This week there will be an FCC Forum in Boston where the FCC will be discussing many issues regarding the future of the internet. While the lobbying system of the US is wonderful in that it allows many to have their voices heard in Washington, the problem has been in many industries, the people with the most money scream loudest.
As is so common in many situations, the squeaky wheels get the grease. And let’s just say that large phone and cable companies are professional squeakers. Again, not that there is anything wrong with this from a shareholder perspective and even in terms of the law… Lobbying is within a companies’ rights.
So it will be with great interest that I watch what happens at the FCC Forum next week. It is a fair bet that issues of net neutrality will be very important as we progress as a nation. In addition, the odds are good that other countries will adopt similar ideals to those in the US.

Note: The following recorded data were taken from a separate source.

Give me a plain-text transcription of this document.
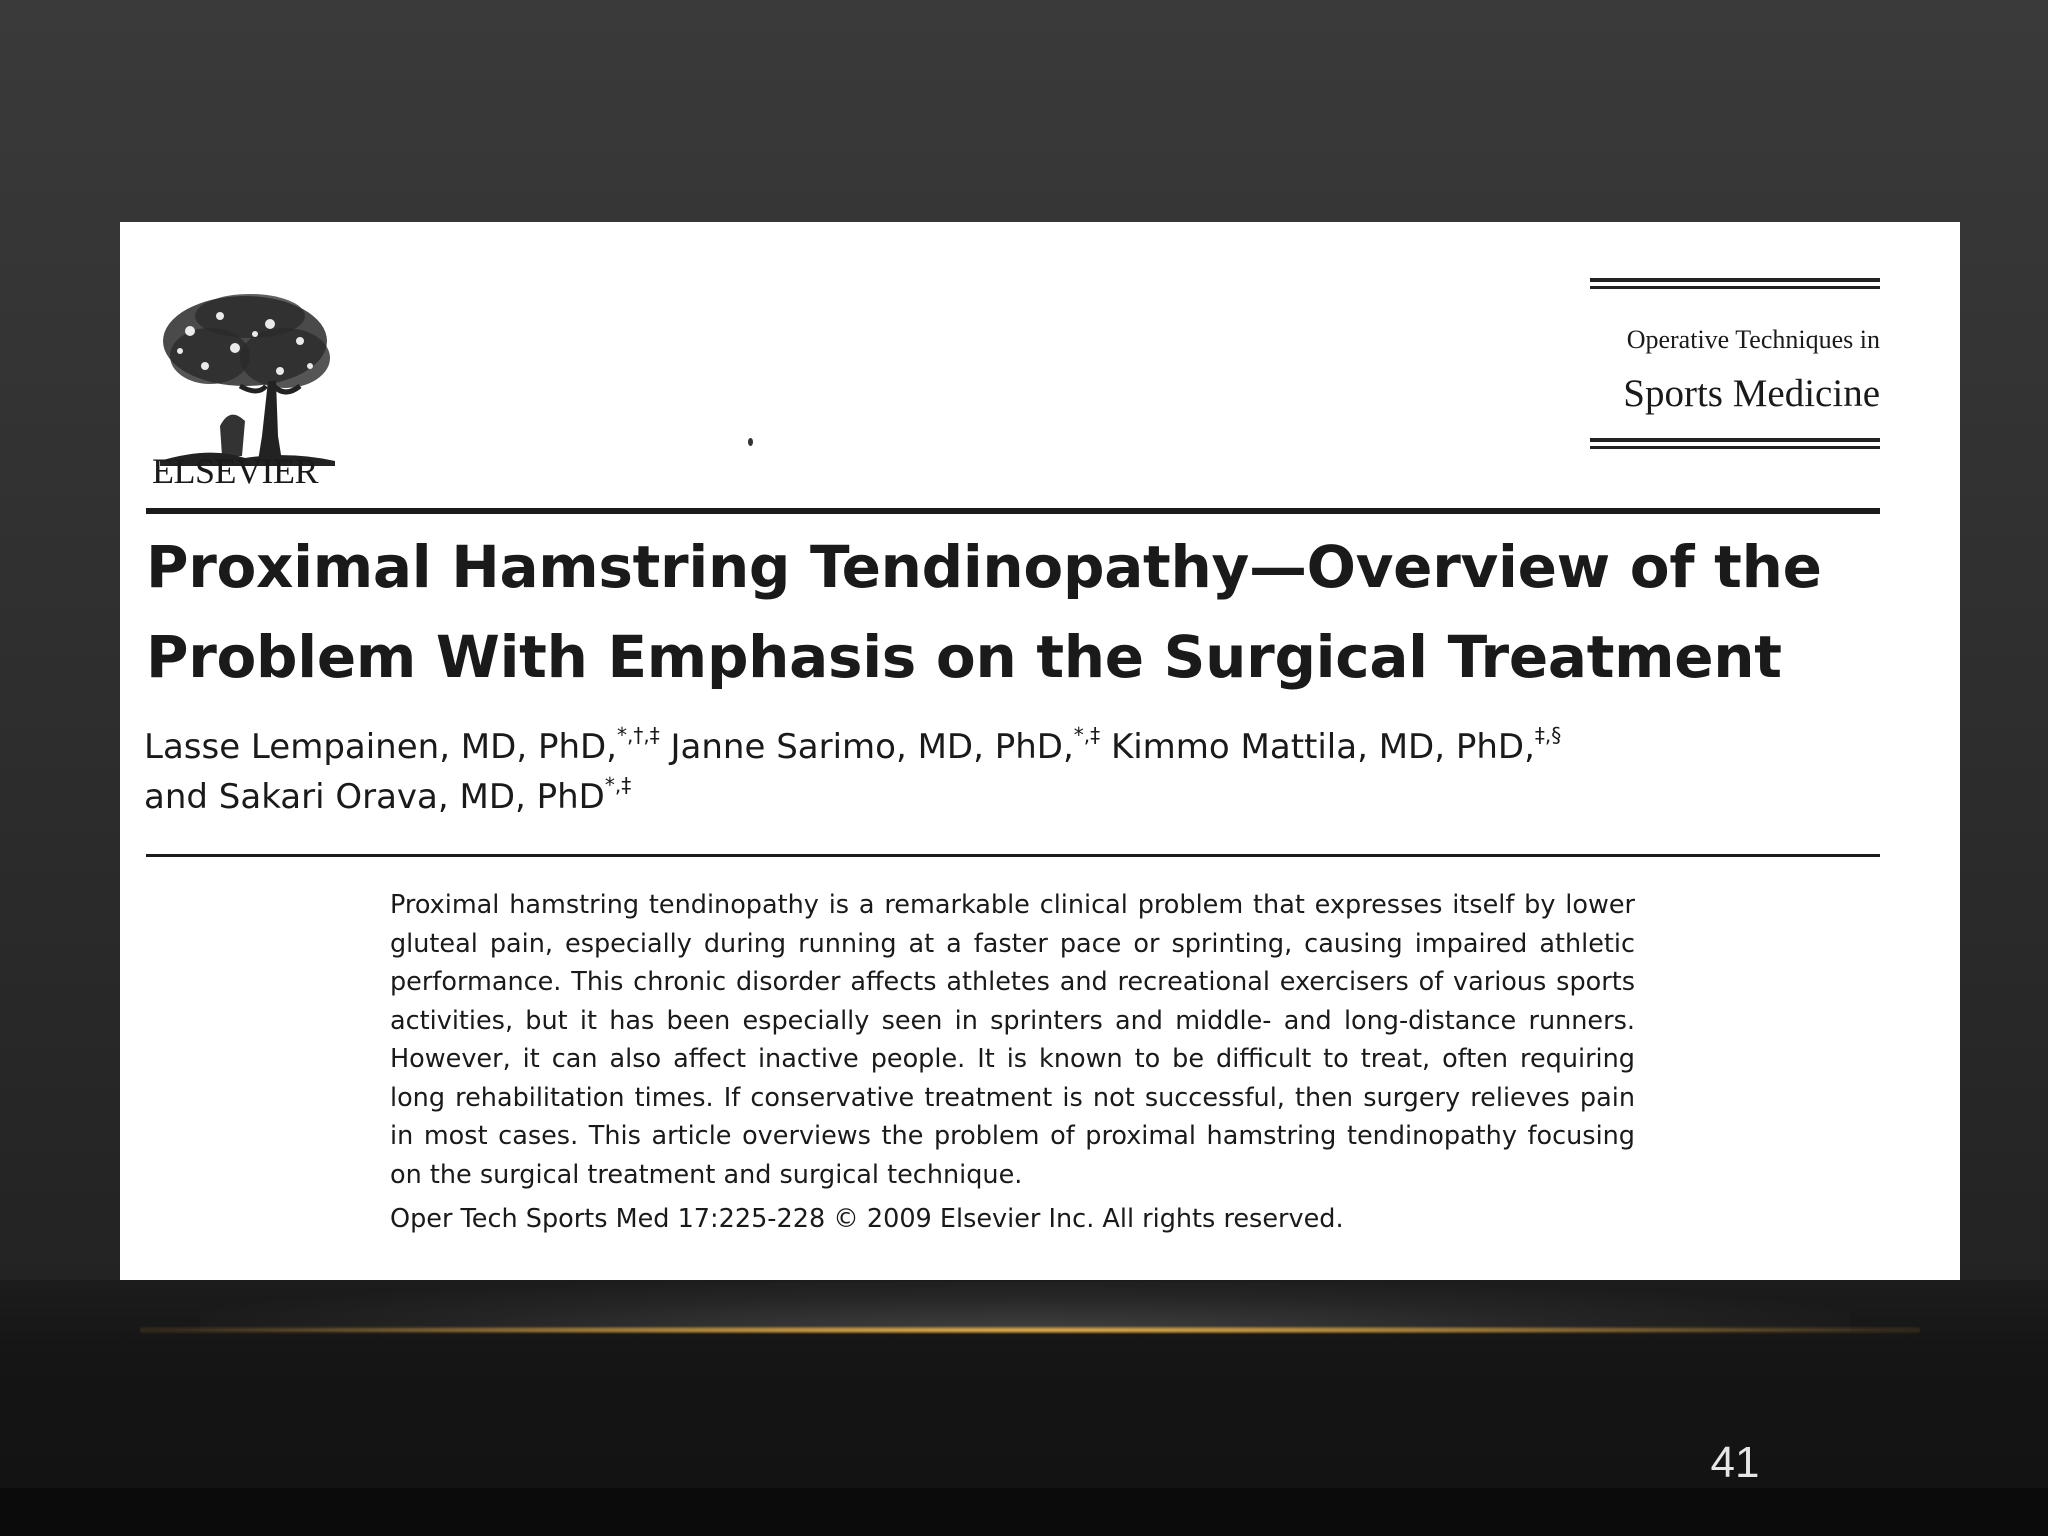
41
ELSEVIER
Operative Techniques in
Sports Medicine
Proximal Hamstring Tendinopathy—Overview of the Problem With Emphasis on the Surgical Treatment
Lasse Lempainen, MD, PhD,*,†,‡ Janne Sarimo, MD, PhD,*,‡ Kimmo Mattila, MD, PhD,‡,§
and Sakari Orava, MD, PhD*,‡
Proximal hamstring tendinopathy is a remarkable clinical problem that expresses itself by lower gluteal pain, especially during running at a faster pace or sprinting, causing impaired athletic performance. This chronic disorder affects athletes and recreational exercisers of various sports activities, but it has been especially seen in sprinters and middle- and long-distance runners. However, it can also affect inactive people. It is known to be difficult to treat, often requiring long rehabilitation times. If conservative treatment is not successful, then surgery relieves pain in most cases. This article overviews the problem of proximal hamstring tendinopathy focusing on the surgical treatment and surgical technique.
Oper Tech Sports Med 17:225-228 © 2009 Elsevier Inc. All rights reserved.
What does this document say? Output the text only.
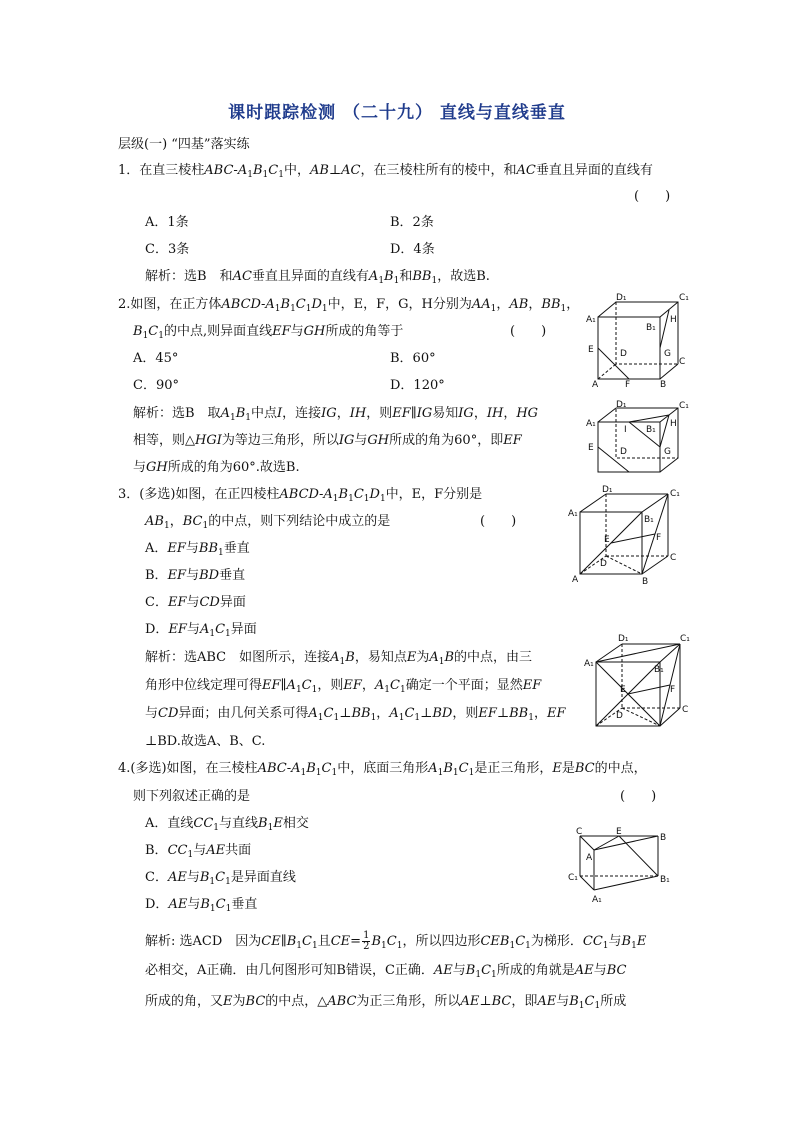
课时跟踪检测 （二十九） 直线与直线垂直
层级(一) “四基”落实练
1．在直三棱柱ABC-$A_1B_1C_1$中，AB⊥AC，在三棱柱所有的棱中，和AC垂直且异面的直线有
(　　)
A．1条	B．2条
C．3条	D．4条
解析：选B　和AC垂直且异面的直线有$A_1B_1$和$BB_1$，故选B.
2.如图，在正方体ABCD-$A_1B_1C_1D_1$中，E，F，G，H分别为$AA_1$，AB，$BB_1$，
$B_1C_1$的中点,则异面直线EF与GH所成的角等于	(　　)
A．45°	B．60°
C．90°	D．120°
解析：选B　取$A_1B_1$中点I，连接IG，IH，则EF∥IG易知IG，IH，HG
相等，则△HGI为等边三角形，所以IG与GH所成的角为60°，即EF
与GH所成的角为60°.故选B.
3．(多选)如图，在正四棱柱ABCD-$A_1B_1C_1D_1$中，E，F分别是
$AB_1$，$BC_1$的中点，则下列结论中成立的是	(　　)
A．EF与$BB_1$垂直
B．EF与BD垂直
C．EF与CD异面
D．EF与$A_1C_1$异面
解析：选ABC　如图所示，连接$A_1B$，易知点E为$A_1B$的中点，由三
角形中位线定理可得$EF\parallel A_1C_1$，则EF，$A_1C_1$确定一个平面；显然EF
与CD异面；由几何关系可得$A_1C_1\perp BB_1$，$A_1C_1\perp BD$，则$EF\perp BB_1$，EF
⊥BD.故选A、B、C.
4.(多选)如图，在三棱柱ABC-$A_1B_1C_1$中，底面三角形$A_1B_1C_1$是正三角形，E是BC的中点，
则下列叙述正确的是	(　　)
A．直线$CC_1$与直线$B_1E$相交
B．$CC_1$与AE共面
C．AE与$B_1C_1$是异面直线
D．AE与$B_1C_1$垂直
解析: 选ACD　因为$CE\parallel B_1C_1$且$CE= \frac{1}{2} B_1C_1$，所以四边形$CEB_1C_1$为梯形．$CC_1$与$B_1E$
必相交，A正确．由几何图形可知B错误，C正确．AE与$B_1C_1$所成的角就是AE与BC
所成的角，又E为BC的中点，△ABC为正三角形，所以AE⊥BC，即AE与$B_1C_1$所成
D₁	C₁
A₁
B₁
H
E	D	G
C
A	F	B
D₁	C₁
A₁
I B₁
H
E	D	G
D₁	C₁
A₁
B₁
E	F
D
C
A	B
D₁	C₁
A₁
B₁
E	F
D
C
C	E
B
A
C₁	B₁
A₁
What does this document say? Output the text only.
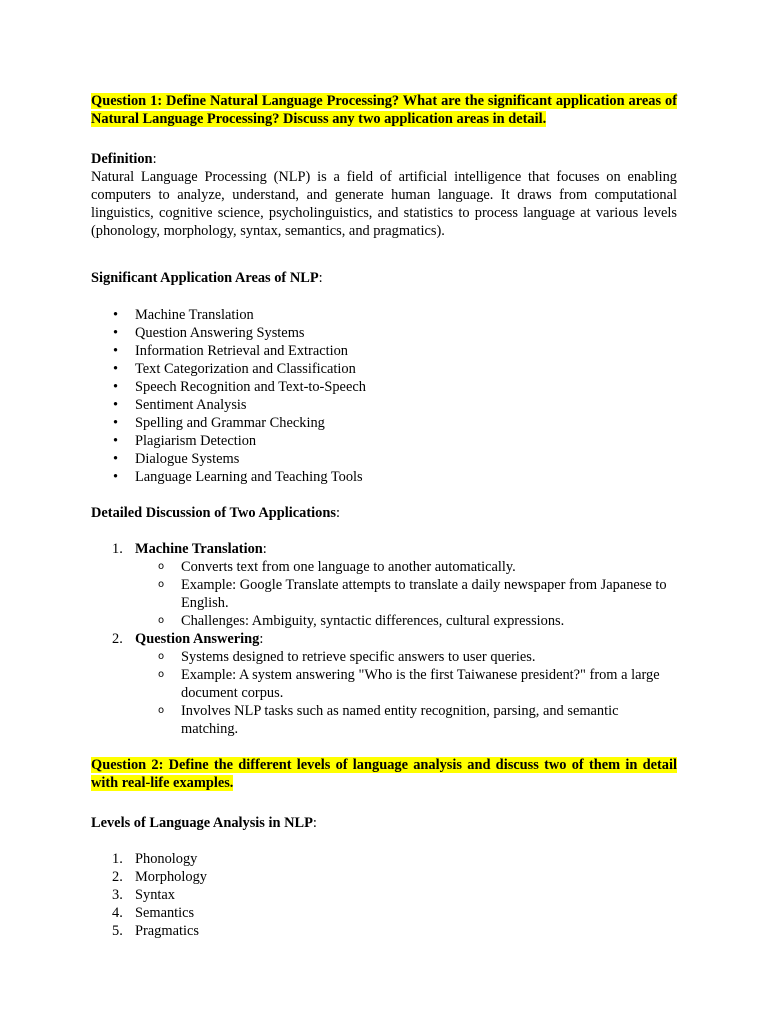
Question 1: Define Natural Language Processing? What are the significant application areas of Natural Language Processing? Discuss any two application areas in detail.

Definition:

Natural Language Processing (NLP) is a field of artificial intelligence that focuses on enabling computers to analyze, understand, and generate human language. It draws from computational linguistics, cognitive science, psycholinguistics, and statistics to process language at various levels (phonology, morphology, syntax, semantics, and pragmatics).

Significant Application Areas of NLP:

• Machine Translation
• Question Answering Systems
• Information Retrieval and Extraction
• Text Categorization and Classification
• Speech Recognition and Text-to-Speech
• Sentiment Analysis
• Spelling and Grammar Checking
• Plagiarism Detection
• Dialogue Systems
• Language Learning and Teaching Tools

Detailed Discussion of Two Applications:

1. Machine Translation:
o Converts text from one language to another automatically.
o Example: Google Translate attempts to translate a daily newspaper from Japanese to English.
o Challenges: Ambiguity, syntactic differences, cultural expressions.
2. Question Answering:
o Systems designed to retrieve specific answers to user queries.
o Example: A system answering "Who is the first Taiwanese president?" from a large document corpus.
o Involves NLP tasks such as named entity recognition, parsing, and semantic matching.

Question 2: Define the different levels of language analysis and discuss two of them in detail with real-life examples.

Levels of Language Analysis in NLP:

1. Phonology
2. Morphology
3. Syntax
4. Semantics
5. Pragmatics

We must have a balance in our policies which allow service providers to make as much money as they can without interfering with competition. We need service providers to be strong, invest in new technologies and help us compete as a nation. We also need to draw strong lines in the sand so service providers will know how far they can go without crossing over into areas that they shouldn’t.
For example, I do not have an answer to the issue of service providers slowing down certain applications. If indeed this is done for the good of all users on the network, then is it so bad?
But then again, perhaps the biggest issue is that of transparency. If a service provider decides to take liberties such as slowing a customer’s internet connection, shouldn’t customers be informed along the way?
Likewise, some service providers will boot subscribers off their networks or put limits on their future browsing speeds if they exceed certain limits.
While it is nice for service providers to protect the integrity of their networks, who are they to arbitrarily do these things without telling their customers.
If service providers will engage in practices such as shutting off customers who go over certain limits it is incumbent upon the FCC in my opinion to force these providers to set up a web dashboard where users can see how close they are to going over their allotted download amounts.
Perhaps a three strikes and you’re out policy makes sense here.
In other words, service providers have a power over customers which seems awfully arbitrary and customers have shown they are not fans of this sort of behavior. I suggest the FCC spend some time discussing these issues with service providers if they want to act in the best interests of US citizens.